Every VA medical
facility in the country has a hard freeze on
hiring and replacements. The "management efficiencies"
VA speaks of are nothing more than cutting staff and reducing
services further. VA needs a supplemental appropriation of $700
million for FY02 right now. Further increases for the FY 2003
budget for VHA operating funds of $25.5 billion are needed in
real, appropriated dollars.
The VHA must
evolve from a general healthcare system for veterans to a
veterans healthcare system that concentrates on the wounds of
war and of military service. For this to happen, a complete
military history needs to be taken of every veteran, and used to
indicate follow-up tests that should be done based on when,
where, and in what branch the veteran served.
VVA strongly
supports hearings and prompt passage of H.R. 639, the Veterans
Hepatitis C Comprehensive Health Care Act. We also favor action
to confirm hepatitis C as a presumptively service-connected
condition.
While VVA applauds
the efforts of Secretary Principi to develop better financial
tracking and management-information tools, we must move quickly
to implement VA accountability mechanisms. The Secretary may
need additional statutory authority to insure that VISN
Directors, VAMC Directors, managers, supervisors, and others not
doing their jobs are held more accountable for performance.
We asked that the
Vet Centers have at least 250 more staff and at least an
additional $17 million for FY 2002. I pushed hard for
establishing a new National Institute for Military and Veterans
Health (NIVH) in the National Institutes of Health. This
institute would assume the lead role in investigating medical
conditions affecting veterans. It also should have the authority
and responsibility to insure that veteran-specific topics are
adequately explored by the National Institutes of Health.
We also called for
a large-scale epidemiological study of Vietnam veterans and
their families to be started now. This study must be government
funded, but it also must be privately conducted and peer
reviewed to have credibility. VVA urges full funding and full
implementation of all provisions of P.L. 107-95, the Homeless
Veterans Comprehensive Assistance Act.
Veterans need
Congress to pass legislation this year that makes meaningful
reform in employment assistance programs for veterans.

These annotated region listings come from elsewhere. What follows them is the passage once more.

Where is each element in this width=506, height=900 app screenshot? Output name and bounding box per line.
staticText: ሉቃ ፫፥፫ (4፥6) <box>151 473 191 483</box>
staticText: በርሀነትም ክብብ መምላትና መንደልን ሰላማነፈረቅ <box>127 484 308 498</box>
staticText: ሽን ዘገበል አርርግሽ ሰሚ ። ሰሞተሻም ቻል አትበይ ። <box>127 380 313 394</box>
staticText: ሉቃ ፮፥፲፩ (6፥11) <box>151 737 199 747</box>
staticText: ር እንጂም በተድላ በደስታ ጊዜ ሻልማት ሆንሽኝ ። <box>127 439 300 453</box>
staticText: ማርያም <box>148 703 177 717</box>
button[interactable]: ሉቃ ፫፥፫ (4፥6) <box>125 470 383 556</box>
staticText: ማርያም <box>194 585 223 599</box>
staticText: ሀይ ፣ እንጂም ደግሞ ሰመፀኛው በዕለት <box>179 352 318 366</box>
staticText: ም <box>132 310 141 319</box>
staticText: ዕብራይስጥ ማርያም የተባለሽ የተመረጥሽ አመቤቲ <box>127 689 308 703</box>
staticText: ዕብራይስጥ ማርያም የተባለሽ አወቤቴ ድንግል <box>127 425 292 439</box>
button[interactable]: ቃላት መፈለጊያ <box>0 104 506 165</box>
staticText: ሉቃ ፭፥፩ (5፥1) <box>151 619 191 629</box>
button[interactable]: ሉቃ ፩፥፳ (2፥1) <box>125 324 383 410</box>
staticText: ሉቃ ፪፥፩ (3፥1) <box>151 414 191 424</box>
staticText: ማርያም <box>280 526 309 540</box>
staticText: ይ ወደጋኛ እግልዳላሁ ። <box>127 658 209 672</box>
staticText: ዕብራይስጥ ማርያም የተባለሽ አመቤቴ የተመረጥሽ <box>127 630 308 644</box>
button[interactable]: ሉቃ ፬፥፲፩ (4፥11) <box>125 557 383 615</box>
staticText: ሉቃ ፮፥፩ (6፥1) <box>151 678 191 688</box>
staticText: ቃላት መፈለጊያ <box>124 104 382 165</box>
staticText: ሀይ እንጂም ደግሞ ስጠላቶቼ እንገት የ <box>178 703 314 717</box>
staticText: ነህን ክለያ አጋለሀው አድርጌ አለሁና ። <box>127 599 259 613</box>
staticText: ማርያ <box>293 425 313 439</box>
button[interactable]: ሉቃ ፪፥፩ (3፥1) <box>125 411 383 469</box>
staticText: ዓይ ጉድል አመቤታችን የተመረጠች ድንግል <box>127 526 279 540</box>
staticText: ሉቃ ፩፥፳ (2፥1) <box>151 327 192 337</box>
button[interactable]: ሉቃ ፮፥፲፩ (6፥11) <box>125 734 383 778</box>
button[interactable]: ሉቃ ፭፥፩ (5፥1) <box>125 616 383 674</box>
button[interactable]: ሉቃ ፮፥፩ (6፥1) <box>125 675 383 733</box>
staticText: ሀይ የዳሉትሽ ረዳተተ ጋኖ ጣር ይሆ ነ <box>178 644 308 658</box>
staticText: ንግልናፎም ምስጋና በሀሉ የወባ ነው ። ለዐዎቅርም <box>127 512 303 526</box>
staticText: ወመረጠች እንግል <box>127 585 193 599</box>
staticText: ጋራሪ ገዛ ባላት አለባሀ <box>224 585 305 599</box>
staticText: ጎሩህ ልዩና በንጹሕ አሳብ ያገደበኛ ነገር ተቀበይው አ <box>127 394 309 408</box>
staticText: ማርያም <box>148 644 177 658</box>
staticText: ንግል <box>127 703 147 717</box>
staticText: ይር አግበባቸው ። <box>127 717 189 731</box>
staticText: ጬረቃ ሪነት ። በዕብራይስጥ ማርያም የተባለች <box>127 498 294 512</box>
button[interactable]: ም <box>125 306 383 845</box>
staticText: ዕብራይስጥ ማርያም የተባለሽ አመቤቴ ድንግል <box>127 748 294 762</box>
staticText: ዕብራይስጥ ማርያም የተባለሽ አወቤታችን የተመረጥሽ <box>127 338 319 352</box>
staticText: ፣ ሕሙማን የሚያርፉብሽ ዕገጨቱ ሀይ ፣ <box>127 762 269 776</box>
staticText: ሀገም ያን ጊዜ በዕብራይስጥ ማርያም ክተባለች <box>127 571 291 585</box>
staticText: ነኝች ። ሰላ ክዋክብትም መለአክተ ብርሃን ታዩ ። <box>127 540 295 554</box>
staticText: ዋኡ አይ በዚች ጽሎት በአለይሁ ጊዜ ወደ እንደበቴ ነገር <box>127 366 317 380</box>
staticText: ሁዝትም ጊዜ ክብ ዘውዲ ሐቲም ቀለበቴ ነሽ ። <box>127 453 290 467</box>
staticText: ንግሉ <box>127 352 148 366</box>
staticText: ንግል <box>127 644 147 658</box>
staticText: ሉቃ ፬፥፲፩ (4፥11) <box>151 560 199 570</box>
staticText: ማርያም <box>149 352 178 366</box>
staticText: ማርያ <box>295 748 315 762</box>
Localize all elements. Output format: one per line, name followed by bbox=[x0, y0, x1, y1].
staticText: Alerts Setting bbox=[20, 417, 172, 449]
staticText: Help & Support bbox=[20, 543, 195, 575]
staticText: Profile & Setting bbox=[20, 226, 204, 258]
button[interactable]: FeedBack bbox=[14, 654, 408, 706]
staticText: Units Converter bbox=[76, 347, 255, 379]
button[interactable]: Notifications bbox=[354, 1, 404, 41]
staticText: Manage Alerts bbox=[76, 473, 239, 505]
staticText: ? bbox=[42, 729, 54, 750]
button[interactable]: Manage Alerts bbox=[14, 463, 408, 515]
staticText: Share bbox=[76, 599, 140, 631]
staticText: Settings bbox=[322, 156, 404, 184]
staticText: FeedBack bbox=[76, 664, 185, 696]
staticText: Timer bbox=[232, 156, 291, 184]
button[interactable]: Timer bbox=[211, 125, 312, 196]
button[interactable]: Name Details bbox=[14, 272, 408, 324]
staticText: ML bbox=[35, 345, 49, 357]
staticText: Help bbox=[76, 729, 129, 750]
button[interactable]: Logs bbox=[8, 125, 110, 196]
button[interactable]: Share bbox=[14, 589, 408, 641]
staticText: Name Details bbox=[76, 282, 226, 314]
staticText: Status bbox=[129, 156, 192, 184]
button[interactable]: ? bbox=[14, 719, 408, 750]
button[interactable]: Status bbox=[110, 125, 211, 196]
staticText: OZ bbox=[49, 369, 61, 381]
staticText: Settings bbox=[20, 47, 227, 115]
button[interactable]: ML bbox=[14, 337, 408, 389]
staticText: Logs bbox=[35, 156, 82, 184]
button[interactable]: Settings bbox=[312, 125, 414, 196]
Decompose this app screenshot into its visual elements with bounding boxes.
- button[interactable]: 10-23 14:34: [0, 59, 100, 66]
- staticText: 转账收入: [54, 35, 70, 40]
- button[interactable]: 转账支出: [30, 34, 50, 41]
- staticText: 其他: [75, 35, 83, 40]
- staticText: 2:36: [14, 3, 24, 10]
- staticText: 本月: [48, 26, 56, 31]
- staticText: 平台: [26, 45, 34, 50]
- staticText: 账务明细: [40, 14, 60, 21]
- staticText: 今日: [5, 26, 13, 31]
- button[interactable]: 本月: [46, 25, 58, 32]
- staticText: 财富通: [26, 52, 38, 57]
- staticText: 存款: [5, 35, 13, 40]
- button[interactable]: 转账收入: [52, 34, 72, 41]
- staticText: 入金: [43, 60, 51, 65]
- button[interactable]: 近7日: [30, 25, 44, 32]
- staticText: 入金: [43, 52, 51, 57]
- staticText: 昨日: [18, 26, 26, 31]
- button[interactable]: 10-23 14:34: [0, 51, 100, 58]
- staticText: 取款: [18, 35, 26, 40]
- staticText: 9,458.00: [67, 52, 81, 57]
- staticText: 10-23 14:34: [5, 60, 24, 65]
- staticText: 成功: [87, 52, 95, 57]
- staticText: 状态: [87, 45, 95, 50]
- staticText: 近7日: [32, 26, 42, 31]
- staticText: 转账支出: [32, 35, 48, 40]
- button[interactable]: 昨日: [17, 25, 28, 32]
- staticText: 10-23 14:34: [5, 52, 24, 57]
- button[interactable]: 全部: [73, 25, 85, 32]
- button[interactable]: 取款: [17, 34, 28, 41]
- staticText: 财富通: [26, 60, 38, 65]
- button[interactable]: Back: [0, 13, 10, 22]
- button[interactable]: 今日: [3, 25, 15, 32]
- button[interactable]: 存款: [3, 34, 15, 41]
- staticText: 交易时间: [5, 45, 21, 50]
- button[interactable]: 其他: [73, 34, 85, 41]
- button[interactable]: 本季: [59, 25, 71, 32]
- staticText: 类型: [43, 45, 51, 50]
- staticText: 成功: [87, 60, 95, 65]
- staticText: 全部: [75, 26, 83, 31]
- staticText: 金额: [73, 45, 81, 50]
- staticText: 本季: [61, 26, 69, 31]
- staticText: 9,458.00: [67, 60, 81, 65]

Veterans
must be given help to obtain and sustain meaningful employment
at the highest level of the their potential. Further, more
accountability from federal managers is needed in enforcing the
Veterans Employment Opportunities Act of 1998 and according
veterans and disabled veterans their full rights under the law.
We asked the
committees to make permanent the authority for care for sexual
trauma and requested that Public Law 106-419, which provides for
treatment services and certain benefits to children born to women
who served in Vietnam, be extended to men and be implemented at an
early date.
There was much more
of importance to all veterans. VVA tries to stay focused on the
issues important to our membership. As an organization, we will
follow through with our priorities and hope others will listen and
join with us. We will persist until justice is accorded to Vietnam
veterans and our families.
We have a lot of work ahead
of us to be sure that veterns recieve adequate dollars to provide
quality, timely health care and other services. We are asking you
to prepare now to remind those campaigning and others that
Veterans Vote. We must be prepared to take action for those who
use the VA for their health care.
The key to our
success will be what it has always been: that all VVA members and
friends care enough about Vietnam veterans and their families to
get informed on the issues and to be active as informed veterans
advocates. Together we can make great progress toward our common
goal of simple justice for veterans.